Flotowy Model Agencyjny, jak sama nazwa mówi, dotyczy Klientów flotowych i szeroko wychodzicie z tym produktem w 2024 roku, ale zdaje się, że już w 2023 wybrani klienci mogli z niego skorzystać? Czy to produkt dla wszystkich Klientów, czy tylko dla największych?
Marcin Paciorek: Zmiana modelu sprzedaży z pośredniego, tzw. dealerskiego, na agencyjny to największy projekt i największa zmiana na rynku w ostatnich latach. Dla VGP oznaczało to stworzenie procesu sprzedaży całkowicie od nowa. Mając świadomość, jak wielu obszarów dotykamy, i bazując na doświadczeniu z innych rynków, zdecydowaliśmy się wdrażać ten model stopniowo. Słusznie pan zauważył, że już w 2023 r. sprzedawaliśmy samochody wg procesu FAM. Bardzo zależało nam na przetestowaniu procesów, zanim zdecydujemy się na szersze wyjście na rynek. Zebraliśmy też sporo doświadczeń, które pomogły nam w lepszym zaprojektowaniu procesów i narzędzi IT dedykowanych do obsługi FAM. W 2023 r. obsługiwaliśmy stałych Klientów finansujących się w naszym captive leasingu, którzy zdecydowali się skorzystać z oferty FAM już na początkowym etapie wdrożenia. To był też duży wyraz zaufania, jakim nas obdarzyli, i z tego co wiem, są zadowoleni z tej decyzji. Aktualnie produkt, jakim jest Flotowy Model Agencyjny, oferujemy do największych Klientów flotowych, z flotą powyżej 100 samochodów. W kolejnych latach będziemy jednak konsekwentnie powiększać grono odbiorców FAM i kierować ofertę także do mniejszych flot. Tak jak wspomniałem wcześniej widzimy w FAM spory potencjał zwiększenia jakości naszych usług dla Klientów flotowych. W ramach naszej strategii długoterminowej FAM będzie docelowym produktem dla flot.
Paweł Napierała: Decyzja o wdrożeniu modelu agencyjnego w Grupie Volkswagen w kilku etapach jest strategią naszej grupy. Zakres prac, jakie już wykonaliśmy oraz tych, które są jeszcze przed nami, można porównać do zbudowania nowej firmy. To bardzo długotrwały proces. Trudności dodaje to, że równolegle prowadzimy biznes z dealerami. Decyzja o uruchomieniu sprzedaży jako MVP, czyli Minimum Viable Product, w 2023 r. do wybranych Klientów pozwoliło nam zebrać feedback i lepiej przygotować się do szerszego wejścia na rynek.

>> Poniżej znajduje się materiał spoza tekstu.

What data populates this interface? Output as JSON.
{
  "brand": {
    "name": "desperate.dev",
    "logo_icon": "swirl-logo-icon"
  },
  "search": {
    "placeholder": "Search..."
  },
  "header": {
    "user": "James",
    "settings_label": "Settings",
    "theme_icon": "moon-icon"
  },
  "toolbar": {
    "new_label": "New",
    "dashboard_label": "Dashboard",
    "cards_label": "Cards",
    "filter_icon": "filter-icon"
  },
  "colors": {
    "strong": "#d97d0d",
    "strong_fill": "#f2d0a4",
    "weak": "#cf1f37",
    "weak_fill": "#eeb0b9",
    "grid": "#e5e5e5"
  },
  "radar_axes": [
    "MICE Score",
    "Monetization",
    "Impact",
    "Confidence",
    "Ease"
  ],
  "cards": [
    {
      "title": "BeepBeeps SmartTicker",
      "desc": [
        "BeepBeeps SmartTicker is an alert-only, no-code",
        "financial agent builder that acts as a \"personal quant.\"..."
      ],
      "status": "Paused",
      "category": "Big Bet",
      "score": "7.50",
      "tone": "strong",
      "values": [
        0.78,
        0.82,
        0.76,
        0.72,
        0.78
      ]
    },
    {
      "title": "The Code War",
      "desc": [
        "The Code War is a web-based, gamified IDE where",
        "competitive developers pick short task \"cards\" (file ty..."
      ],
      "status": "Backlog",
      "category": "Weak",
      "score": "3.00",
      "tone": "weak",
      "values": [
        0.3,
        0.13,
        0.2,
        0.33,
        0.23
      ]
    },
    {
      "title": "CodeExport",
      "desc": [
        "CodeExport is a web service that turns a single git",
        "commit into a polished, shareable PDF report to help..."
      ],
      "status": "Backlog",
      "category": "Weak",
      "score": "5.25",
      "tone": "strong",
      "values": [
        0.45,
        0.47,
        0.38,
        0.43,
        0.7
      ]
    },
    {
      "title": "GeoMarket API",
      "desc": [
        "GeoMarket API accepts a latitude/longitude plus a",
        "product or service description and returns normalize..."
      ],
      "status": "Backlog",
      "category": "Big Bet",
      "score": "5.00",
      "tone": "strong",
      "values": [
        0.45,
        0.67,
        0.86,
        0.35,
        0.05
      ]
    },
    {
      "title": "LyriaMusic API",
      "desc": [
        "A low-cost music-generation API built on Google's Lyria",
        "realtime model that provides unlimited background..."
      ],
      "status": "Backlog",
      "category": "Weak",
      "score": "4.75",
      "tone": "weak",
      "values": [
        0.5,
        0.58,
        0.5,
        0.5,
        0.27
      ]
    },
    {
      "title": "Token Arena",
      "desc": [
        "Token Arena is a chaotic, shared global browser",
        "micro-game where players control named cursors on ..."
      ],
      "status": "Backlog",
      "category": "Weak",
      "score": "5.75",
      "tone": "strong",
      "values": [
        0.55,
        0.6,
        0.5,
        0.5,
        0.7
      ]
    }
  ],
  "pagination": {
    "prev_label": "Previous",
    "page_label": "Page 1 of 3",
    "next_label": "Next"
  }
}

Fleet Agency Model to nie tyko nazwa modelu sprzedaży samochodów, bo za nią kryją się wielkie zmiany w procesie obsługi Klientów flotowych. VGP staje się bezpośrednim dostawcą samochodów do Klientów z wszelkimi korzyściami i konsekwencjami tego faktu. To zmiana we wszystkich najważniejszych obszarach, czyli obszarze klienta flotowego, firm finansujących, sieci dystrybucji, a także importera oraz OEM.
W Polsce zmiana systemu sprzedaży właśnie się dzieje, ale jednocześnie odbywa się ona na kilku rynkach europejskich, a nawet z powodzeniem sprzedaż agencyjna realizowana jest od dwóch dekad w takich krajach jak Niemcy. Czy można zastosować uproszczenie, że coś się sprawdziło na jednym rynku i zastosujemy to na innych?
Marcin Paciorek: Zmiana modelu sprzedaży dotyczy wszystkich najważniejszych dla Grupy Volkswagen rynków w Europie. Od niemal 20 lat FAM funkcjonuje w Niemczech oraz w Anglii. Wiemy więc, jak to robić, a co najważniejsze nasi międzynarodowi Klienci dobrze znają ten model z tych rynków, lub mogą zapytać o doświadczenia fleet managerów w ramach ich koncernów na pozostałych rynkach. FAM wdrażany jest w Polsce, ale też równolegle w wielu krajach europejskich. Wartość dodana z wymiany doświadczeń z różnych rynków będących na różnych etapach zaawansowania jest bezcenna i bardzo pomocna w skutecznym wdrożeniu, ale i w unikaniu powielania błędów. Jest to też świetna platforma na porównanie potrzeb Klientów na różnych rynkach europejskich.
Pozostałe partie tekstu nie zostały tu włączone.